FIP. Leading to a failing heart. Fatal. Soon.
Might be days and might be weeks.
The room swam out of focus. Not again. I can't do this again. How did we go from probably worms to fatal so quickly? We have beautiful plans and Stewie is a big part of them. I have already taken measurements for his sunny window bed and expect that he will love this next phase of our journey. How long had it been since he last frolicked on the lawn with Chloe and me? A week? Days?
It will be painful. There are no treatment options. You need to make a decision to end his suffering. Now.
So for the second time in three days I pet my cat and whispered loving goodbyes to him as he slipped away from me.
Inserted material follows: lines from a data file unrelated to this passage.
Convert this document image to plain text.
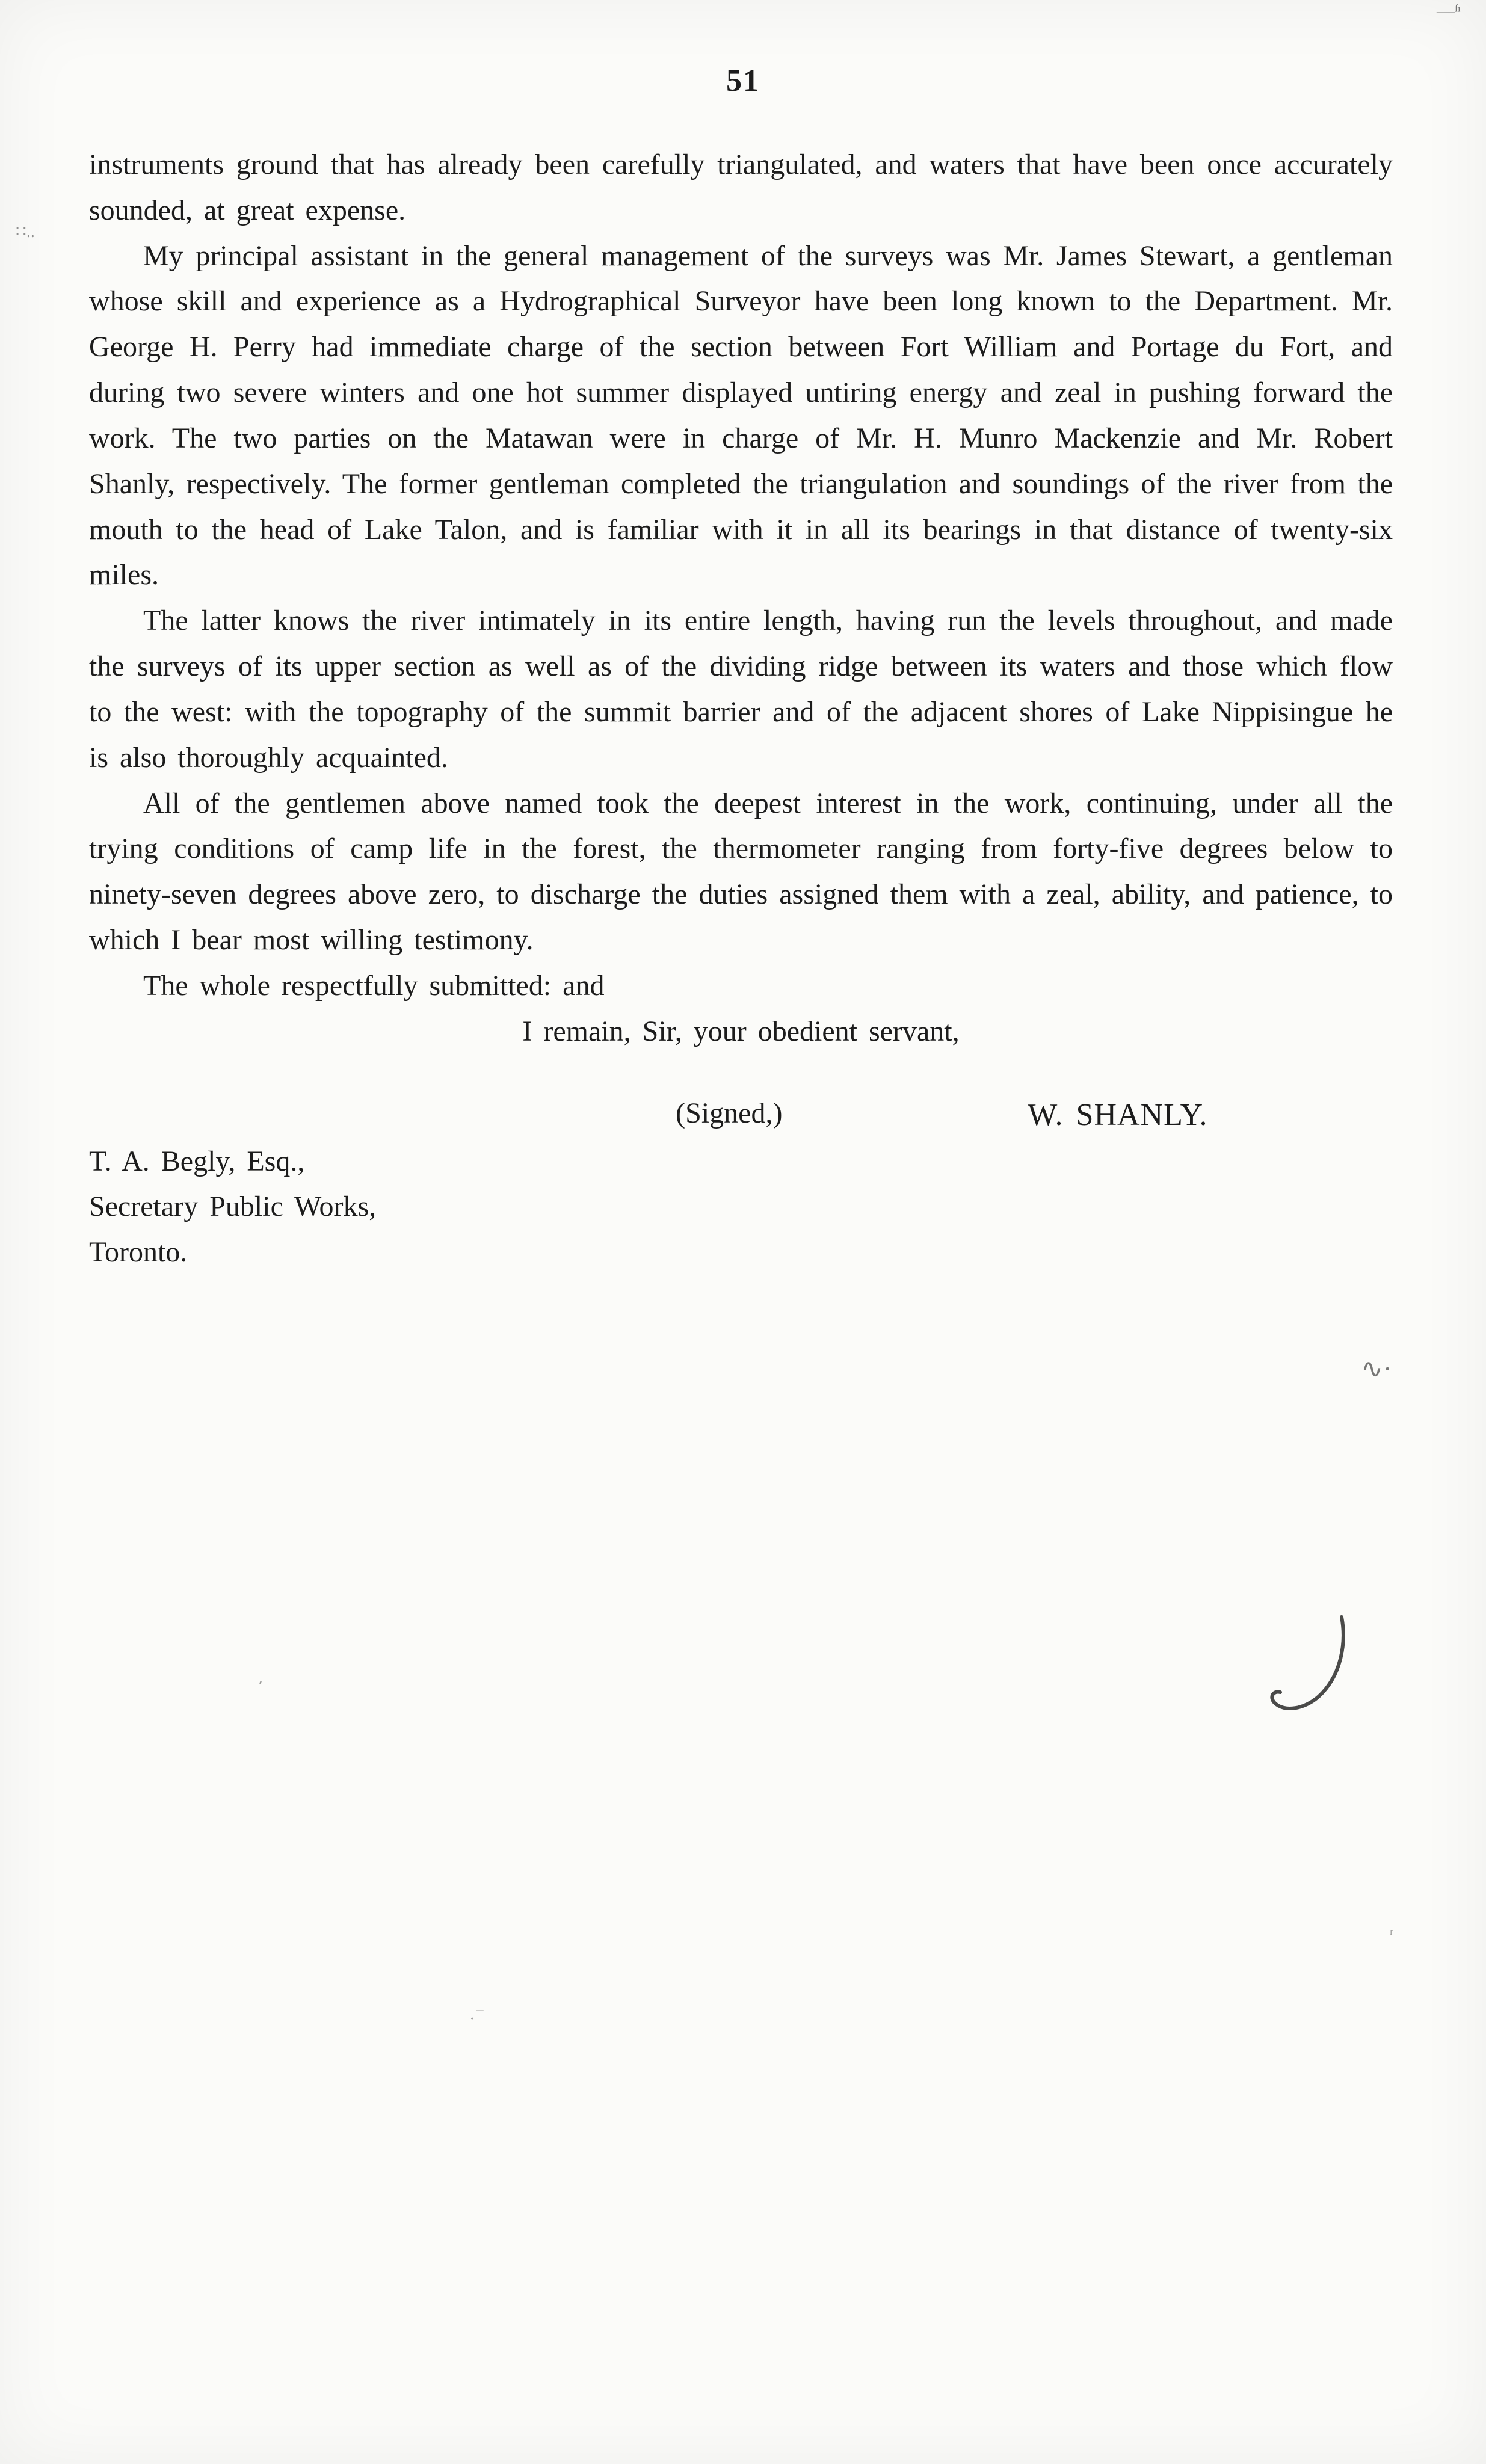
51

instruments ground that has already been carefully triangulated, and waters that have been once accurately sounded, at great expense.

My principal assistant in the general management of the surveys was Mr. James Stewart, a gentleman whose skill and experience as a Hydrographical Surveyor have been long known to the Department. Mr. George H. Perry had immediate charge of the section between Fort William and Portage du Fort, and during two severe winters and one hot summer displayed untiring energy and zeal in pushing forward the work. The two parties on the Matawan were in charge of Mr. H. Munro Mackenzie and Mr. Robert Shanly, respectively. The former gentleman completed the triangulation and soundings of the river from the mouth to the head of Lake Talon, and is familiar with it in all its bearings in that distance of twenty-six miles.

The latter knows the river intimately in its entire length, having run the levels throughout, and made the surveys of its upper section as well as of the dividing ridge between its waters and those which flow to the west: with the topography of the summit barrier and of the adjacent shores of Lake Nippisingue he is also thoroughly acquainted.

All of the gentlemen above named took the deepest interest in the work, continuing, under all the trying conditions of camp life in the forest, the thermometer ranging from forty-five degrees below to ninety-seven degrees above zero, to discharge the duties assigned them with a zeal, ability, and patience, to which I bear most willing testimony.

The whole respectfully submitted: and

I remain, Sir, your obedient servant,

(Signed,)	W. SHANLY.

T. A. Begly, Esq.,

Secretary Public Works,

Toronto.

—ʱ
∷..
∿·
΄
․⁻
ʳ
|Stewie frolicking on the lawn in Oriental during our afternoon walk just a few weeks ago|
Lance and I went home and held Chloe tight. In just a few days we were reduced from a RVing family of five to a sailing family of three. At bedtime I reluctantly wiped "comfy pets" off the checklist and shuffled to bed where, for the first time in 15 years, there were no little furry bodies to welcome me.
|Starfish the heat-seeking missle hogging the propane heater in Yellowstone|
Starfish lived to be 15 and Stewie lived to be 14. Everyone we've met across the nation will remember them well. While Starfish ruled her kingdom from the sunny RV window, Stewie was always the campground celebrity as he made the rounds to visit our fellow campers wherever we went, or accepted loving pets from fans as he followed Chloe on our daily walks. Together we have traveled all across the USA - twice - and have seen some amazing sights in this great country of ours. They had an excellent life, were well loved and are greatly missed.